So South Africans not having birth certificates or any birth records is the least surprising.
So South Africans not having birth certificates or any birth records is the least surprising.
They've been there over 2000 years, I think we can consider them native at this point.
European colonialists and apartheid justifiers try to shoehorn the Bantu migration as being just slightly before Europeans arrived when fossil records prove it was thousands of years prior.
Have you looked at a map? What would stop the oldest humans, who have been there hundred thousand years, from moving from the central African plans to anywhere in Sub-Saharan Africa?
> They've been there over 2000 years, I think we can consider them native at this point.
> European colonialists and apartheid justifiers try to shoehorn the Bantu migration as being just slightly before Europeans arrived when fossil records prove it was thousands of years prior.
> What would stop the oldest humans, who have been there hundred thousand years, from moving from the central African plans to anywhere in Sub-Saharan Africa?

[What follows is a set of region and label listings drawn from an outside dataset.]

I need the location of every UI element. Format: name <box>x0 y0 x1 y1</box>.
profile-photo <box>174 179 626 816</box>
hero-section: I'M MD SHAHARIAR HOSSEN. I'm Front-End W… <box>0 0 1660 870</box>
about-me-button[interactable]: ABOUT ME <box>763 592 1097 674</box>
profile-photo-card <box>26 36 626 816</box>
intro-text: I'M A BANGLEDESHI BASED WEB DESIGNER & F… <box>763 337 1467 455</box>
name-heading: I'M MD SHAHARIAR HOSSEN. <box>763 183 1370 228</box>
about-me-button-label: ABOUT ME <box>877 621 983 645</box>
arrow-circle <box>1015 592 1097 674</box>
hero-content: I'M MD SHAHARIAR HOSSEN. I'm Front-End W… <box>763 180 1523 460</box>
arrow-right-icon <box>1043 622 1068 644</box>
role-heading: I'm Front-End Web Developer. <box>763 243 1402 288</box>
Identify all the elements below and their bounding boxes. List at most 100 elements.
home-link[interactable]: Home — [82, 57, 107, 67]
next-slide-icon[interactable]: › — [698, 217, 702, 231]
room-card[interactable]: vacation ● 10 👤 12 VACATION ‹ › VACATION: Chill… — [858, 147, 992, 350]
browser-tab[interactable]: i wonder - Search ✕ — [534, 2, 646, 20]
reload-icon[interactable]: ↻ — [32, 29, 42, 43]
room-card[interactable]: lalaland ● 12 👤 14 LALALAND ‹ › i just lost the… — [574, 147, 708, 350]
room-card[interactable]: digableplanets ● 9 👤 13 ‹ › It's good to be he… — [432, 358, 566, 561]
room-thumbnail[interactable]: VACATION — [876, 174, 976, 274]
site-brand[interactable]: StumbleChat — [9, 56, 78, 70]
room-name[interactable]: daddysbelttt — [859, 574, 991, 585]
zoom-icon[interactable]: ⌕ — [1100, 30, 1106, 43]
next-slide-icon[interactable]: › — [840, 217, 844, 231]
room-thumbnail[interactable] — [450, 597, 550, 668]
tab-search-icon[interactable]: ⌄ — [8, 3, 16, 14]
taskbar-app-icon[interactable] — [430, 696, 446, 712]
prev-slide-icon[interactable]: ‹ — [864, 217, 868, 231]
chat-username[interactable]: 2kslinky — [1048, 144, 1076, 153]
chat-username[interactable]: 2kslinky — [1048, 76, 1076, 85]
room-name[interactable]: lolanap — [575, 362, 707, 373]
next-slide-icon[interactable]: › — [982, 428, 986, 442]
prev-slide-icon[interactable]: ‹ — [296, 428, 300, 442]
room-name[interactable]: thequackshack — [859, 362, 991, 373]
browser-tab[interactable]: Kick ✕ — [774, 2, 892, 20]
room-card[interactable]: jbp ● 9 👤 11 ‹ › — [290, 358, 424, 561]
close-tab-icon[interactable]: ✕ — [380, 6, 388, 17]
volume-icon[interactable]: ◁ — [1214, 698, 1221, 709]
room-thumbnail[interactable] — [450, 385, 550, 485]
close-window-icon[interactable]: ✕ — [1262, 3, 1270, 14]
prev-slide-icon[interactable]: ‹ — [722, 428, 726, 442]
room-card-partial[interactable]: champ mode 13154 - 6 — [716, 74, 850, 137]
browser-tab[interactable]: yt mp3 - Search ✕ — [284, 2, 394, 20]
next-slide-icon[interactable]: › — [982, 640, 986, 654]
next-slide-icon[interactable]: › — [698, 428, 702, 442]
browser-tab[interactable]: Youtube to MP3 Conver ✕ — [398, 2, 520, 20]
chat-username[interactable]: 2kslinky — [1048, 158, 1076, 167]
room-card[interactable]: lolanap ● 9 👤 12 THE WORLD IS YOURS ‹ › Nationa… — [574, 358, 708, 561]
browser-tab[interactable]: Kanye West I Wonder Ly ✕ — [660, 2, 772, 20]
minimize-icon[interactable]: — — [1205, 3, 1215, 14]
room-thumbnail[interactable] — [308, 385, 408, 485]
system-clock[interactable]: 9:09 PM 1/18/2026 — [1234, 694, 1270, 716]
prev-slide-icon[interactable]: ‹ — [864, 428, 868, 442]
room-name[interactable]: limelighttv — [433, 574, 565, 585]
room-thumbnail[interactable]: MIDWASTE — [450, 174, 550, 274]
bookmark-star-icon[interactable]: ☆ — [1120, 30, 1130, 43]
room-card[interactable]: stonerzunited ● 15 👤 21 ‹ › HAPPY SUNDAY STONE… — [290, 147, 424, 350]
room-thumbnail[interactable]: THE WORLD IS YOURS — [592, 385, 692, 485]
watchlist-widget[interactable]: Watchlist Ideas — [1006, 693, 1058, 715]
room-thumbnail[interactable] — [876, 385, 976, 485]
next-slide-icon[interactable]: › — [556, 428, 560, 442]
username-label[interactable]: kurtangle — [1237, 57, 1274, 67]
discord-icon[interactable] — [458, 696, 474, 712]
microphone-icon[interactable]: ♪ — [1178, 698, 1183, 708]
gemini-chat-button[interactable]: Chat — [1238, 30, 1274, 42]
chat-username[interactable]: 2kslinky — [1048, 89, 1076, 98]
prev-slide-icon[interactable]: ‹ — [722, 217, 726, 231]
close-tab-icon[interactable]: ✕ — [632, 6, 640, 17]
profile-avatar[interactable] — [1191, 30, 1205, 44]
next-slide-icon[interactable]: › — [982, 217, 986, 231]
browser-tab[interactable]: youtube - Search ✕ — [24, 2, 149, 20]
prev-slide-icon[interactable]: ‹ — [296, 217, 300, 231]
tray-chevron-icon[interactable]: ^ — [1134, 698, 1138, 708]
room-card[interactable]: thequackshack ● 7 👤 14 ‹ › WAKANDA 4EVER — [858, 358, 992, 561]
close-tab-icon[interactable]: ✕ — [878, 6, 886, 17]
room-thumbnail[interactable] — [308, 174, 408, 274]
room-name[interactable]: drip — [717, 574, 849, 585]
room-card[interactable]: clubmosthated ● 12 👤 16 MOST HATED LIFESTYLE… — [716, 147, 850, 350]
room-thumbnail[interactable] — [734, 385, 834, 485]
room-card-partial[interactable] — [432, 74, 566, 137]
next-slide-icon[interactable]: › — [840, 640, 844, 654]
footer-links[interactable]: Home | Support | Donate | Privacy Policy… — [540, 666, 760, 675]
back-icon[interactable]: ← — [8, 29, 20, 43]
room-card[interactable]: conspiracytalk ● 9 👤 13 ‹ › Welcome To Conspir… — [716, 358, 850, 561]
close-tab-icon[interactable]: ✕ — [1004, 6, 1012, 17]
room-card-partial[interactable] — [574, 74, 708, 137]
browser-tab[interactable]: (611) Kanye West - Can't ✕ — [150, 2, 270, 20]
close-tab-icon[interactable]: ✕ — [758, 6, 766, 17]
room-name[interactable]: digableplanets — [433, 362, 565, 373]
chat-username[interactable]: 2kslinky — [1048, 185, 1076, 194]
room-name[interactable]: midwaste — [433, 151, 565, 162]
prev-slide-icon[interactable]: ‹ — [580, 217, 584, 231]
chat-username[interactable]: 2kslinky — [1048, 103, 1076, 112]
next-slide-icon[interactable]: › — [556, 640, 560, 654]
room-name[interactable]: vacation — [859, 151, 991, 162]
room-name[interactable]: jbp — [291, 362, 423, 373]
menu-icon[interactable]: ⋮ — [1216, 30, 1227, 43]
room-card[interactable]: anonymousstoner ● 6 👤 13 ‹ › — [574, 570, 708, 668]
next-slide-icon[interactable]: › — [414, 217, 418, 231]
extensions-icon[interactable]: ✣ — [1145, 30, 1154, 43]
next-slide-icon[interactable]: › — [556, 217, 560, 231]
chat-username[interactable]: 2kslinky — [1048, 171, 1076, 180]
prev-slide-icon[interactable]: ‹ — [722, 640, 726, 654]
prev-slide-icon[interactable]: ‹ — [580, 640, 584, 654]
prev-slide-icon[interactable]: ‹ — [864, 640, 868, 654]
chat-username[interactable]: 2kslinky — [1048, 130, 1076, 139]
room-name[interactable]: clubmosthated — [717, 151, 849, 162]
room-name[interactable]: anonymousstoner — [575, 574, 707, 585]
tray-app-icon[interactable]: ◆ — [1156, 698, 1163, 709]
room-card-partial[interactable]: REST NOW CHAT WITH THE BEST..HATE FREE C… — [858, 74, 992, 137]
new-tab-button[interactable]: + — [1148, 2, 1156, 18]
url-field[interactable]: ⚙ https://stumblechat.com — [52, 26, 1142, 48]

The Khoisan have been in South Africa for 20,000 - 30,000 years.
While the Bantu-speaking groups brought advancements like agriculture, ironworking, and permanence settlements, they also displaced the original Khoisan peoples, pushing them from fertlie lands or hunting grounds. Raids or conflicts over cattle and territory also happened. Assimilation and intermarriage also occured, causing many Khoisan to lose their distinct langage and culture over time.
I didn't say that explicitly, but you are right that I'm implying that it is customary to use "native people" to refer to the original occupants of a territory, not subsequent waves of humans.
For context:
a) Khoisan (20,000 - 30,000 years)
b) Bantu-speaking groups (1,500 - 2,000 years)
c) white South Africans (300 - 400 years)
I guess you could say that there is a "degree" of nativeness, where a > b > c, but I would question the motives for doing so.
> No one considers the Roman empire not native to Europe
That's drawing arbitrary lines to suit your argument. Nobody would claim that the Romans were native to Gaul, for example.
I'm trying to understand what is the reason behind your points, but am struggling to do so. The less generous interpretation of your angel is that you're trying to say that white South Africans or Indian South Africans or Chinese South Africans are less native than black South Africans or that black South Africans are more native than the Khoisan. I don't know that you are saying this, but your argument does seem to point in that direction and is divisive, FWIW.
>> Native South African is a debatable word.
There has been a recent right-wing movement in South Africa to politicize the Bantu migrations to minimize the impact of European colonialization and ultimately apartheid.
Has there? I was in South Africa twice earlier this year and didn’t see anything in the news or in public. Do you have a reference that illustrates what you have in mind?